After our defeat against Chungwa we wipe our bloody noses. We’re not too shamefaced: We were not even ten Christian guns and a handful of Caffres against a whole horde. We ride back to our camp on the Keiskamma, back to the goddam hallelujahs.

If you as much as look askance at the grass, it catches fire. Our cattle are lean; food is scarce. I haven’t even unsaddled, when Kemp comes running up to me to jabber about Sara, Bezuidenhout’s wife. The little converted Hottentot girl is inseparable from Kemp these days. Even now I can see her standing and spying on our talk. She, too, is the one who dares tell Kemp what no one else, myself included, feels up to telling him: how the Christians, every time he goes to piss or pray in the bush, slip into his tent and rob him – smaller stuff than what Ngqika is forever absconding with, but more chronically. Bezuidenhout’s little wife is quite appealing, I can see why Kemp is so taken with her. She hovers about him like one of his flies, zooming incessantly and fluttering on about sin and hell and punishment and everything that tickles a preacher’s prick.

I see the other Christians watching when I’m talking so earnestly with Kemp. The soul-scavenger tells me excitedly that in my absence Maria also decided that she was in need of salvation. Kemp just can’t stay away from a married woman. To each his own, I suppose. But he’d better watch himself if he wants to meddle with Maria’s soul. When I go and look up my family, Maria and Nombini say I should get out of the way, they’re cooking lunch. The children don’t seem to have noticed that I was gone.
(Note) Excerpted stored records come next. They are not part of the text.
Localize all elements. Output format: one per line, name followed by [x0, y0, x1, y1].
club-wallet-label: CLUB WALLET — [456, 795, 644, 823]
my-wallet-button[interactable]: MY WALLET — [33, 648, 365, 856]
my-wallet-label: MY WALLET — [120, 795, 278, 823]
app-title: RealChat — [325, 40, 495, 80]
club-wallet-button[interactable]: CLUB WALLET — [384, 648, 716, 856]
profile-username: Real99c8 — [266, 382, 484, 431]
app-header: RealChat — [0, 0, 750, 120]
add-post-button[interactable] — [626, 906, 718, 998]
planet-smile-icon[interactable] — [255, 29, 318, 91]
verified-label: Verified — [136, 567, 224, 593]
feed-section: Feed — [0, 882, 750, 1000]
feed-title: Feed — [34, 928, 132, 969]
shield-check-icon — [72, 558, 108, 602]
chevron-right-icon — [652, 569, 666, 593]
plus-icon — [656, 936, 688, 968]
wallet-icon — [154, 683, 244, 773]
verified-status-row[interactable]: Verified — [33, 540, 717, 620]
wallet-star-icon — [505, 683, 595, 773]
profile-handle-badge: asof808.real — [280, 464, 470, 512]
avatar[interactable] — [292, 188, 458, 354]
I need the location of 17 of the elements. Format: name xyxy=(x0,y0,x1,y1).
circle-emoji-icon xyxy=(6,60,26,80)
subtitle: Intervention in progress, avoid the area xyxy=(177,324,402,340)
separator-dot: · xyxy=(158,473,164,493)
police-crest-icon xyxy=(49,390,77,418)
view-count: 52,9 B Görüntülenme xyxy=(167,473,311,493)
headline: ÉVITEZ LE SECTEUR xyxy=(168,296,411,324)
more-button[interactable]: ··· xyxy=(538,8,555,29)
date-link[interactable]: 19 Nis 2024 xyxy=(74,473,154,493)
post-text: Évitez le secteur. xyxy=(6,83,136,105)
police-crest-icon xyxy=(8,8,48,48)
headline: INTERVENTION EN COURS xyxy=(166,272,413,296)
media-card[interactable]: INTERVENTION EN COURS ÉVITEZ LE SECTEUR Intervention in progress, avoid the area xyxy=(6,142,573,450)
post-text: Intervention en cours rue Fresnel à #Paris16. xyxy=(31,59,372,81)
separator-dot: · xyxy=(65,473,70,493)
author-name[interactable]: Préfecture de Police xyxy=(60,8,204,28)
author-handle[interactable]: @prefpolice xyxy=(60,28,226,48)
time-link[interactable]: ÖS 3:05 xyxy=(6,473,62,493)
On 11 August we trek on to a site lower down on the Keiskamma. That night the Christians sit around a fire squabbling about what to do with Kemp. They are still smarting from the defeat against Chungwa and another revolution gone to glory. The war is raging about us, they say. Why does the missionary lure all that is Hotnot and Caffre to us in order to convert them? He sows strange seeds in their wives’ heads. Claims not to want to baptise Faber’s child because he and his woman Leentjie carry on like Heathens. He must die, they say. It takes all my sweet-talking to have the old man’s life spared. On the 16th we move four miles to the east, still further down the river, cross it twice and eventually camp on the lusher left bank. Late at night the whole of the camp to a man is wielding torches to scare off the plaguy hippopotami.